In what is a compete reversal of the once frowned-upon practice of making personal calls from work, a further 19 per cent admit to doing so as a stop-gap measure within the first few months of starting up their business. Only four per cent set up a work landline when becoming self-employed.

The findings also showed that more women use their personal mobile numbers for work than men.

Of those who said they use personal mobiles for business almost all admitted to the outsourced communications provider Moneypenny that they have found themselves in a situation where they were unable to answer a call.
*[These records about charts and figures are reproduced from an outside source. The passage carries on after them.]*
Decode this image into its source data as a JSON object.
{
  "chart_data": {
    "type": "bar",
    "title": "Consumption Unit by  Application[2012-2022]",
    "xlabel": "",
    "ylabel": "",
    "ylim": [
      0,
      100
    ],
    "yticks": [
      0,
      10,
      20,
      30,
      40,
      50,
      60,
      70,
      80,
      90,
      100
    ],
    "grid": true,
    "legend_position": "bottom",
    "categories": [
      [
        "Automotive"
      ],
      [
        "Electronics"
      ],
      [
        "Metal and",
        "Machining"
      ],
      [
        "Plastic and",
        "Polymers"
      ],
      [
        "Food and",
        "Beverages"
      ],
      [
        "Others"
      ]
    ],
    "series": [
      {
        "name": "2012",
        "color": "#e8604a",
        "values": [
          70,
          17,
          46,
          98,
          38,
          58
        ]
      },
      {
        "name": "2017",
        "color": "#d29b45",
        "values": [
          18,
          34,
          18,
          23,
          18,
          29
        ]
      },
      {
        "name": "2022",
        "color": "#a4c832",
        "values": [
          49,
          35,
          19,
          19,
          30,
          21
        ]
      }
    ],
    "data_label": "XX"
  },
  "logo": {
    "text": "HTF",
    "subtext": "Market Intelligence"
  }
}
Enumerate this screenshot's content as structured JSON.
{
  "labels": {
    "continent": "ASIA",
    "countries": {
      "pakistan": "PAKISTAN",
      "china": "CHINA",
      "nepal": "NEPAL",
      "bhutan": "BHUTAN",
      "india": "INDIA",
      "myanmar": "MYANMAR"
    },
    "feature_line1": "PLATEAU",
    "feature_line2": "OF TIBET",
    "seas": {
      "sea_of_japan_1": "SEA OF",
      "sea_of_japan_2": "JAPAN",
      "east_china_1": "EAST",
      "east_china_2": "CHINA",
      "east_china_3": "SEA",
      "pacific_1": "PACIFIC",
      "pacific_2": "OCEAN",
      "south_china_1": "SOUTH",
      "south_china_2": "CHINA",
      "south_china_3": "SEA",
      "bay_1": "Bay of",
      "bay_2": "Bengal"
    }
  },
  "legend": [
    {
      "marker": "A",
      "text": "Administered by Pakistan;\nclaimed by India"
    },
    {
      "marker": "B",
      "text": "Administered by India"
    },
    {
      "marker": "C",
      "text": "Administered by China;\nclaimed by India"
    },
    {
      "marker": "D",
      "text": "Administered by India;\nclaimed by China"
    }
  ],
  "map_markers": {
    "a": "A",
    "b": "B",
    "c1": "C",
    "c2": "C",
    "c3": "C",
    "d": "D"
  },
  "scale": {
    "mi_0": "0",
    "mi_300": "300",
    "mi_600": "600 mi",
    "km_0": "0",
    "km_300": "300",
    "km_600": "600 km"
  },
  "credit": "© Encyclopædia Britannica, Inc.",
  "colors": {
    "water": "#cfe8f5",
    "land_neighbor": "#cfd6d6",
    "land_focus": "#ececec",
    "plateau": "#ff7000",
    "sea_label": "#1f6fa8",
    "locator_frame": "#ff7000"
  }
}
Joanna Swash of Moneypenny
Swash: it’s all in the call

For four in ten, this is at least a weekly occurrence. Seventeen per cent admit they find themselves in such a situation at least twice a week, 13 per cent three times a week and 7 per cent more than five times a week.

Furthermore, over half of them have been asked to provide a landline number and have had to explain that they don’t have one, something that applied to three in five younger business owners (aged 18 and 44), whereas only one in five of those aged 45 or over have too.

The survey also focused on the way business owners and freelancers answer their phone, especially if using personal mobiles, with 31 per cent admitting to answering their phone without stating their business name.

Interestingly, the younger a self-employed person is, the more likely they are to change the way they answer the phone to sound more professional – 82 per cent of 18 to 24 year olds would make a conscious effort to answer the phone in a professional way. However, this dropped to 16 per cent among those aged 45 and over.

The young ones are more likely to set up a voicemail greeting that mentions the name of their business and almost half of those using a personal mobile for work say that a friend or family member has answered their phone to a customer or potential customer.

Joanna Swash, Global CEO of Moneypenny, said: “Whether you choose to have a landline number or not, the most important factor is the way you manage and conduct your calls.

“Answering the phone in a positive, polite and friendly manner will make the biggest impact on your customers and potential customers. Always state your name and the name of your business when answering calls and if you say you’ll ring back, be sure to do so”.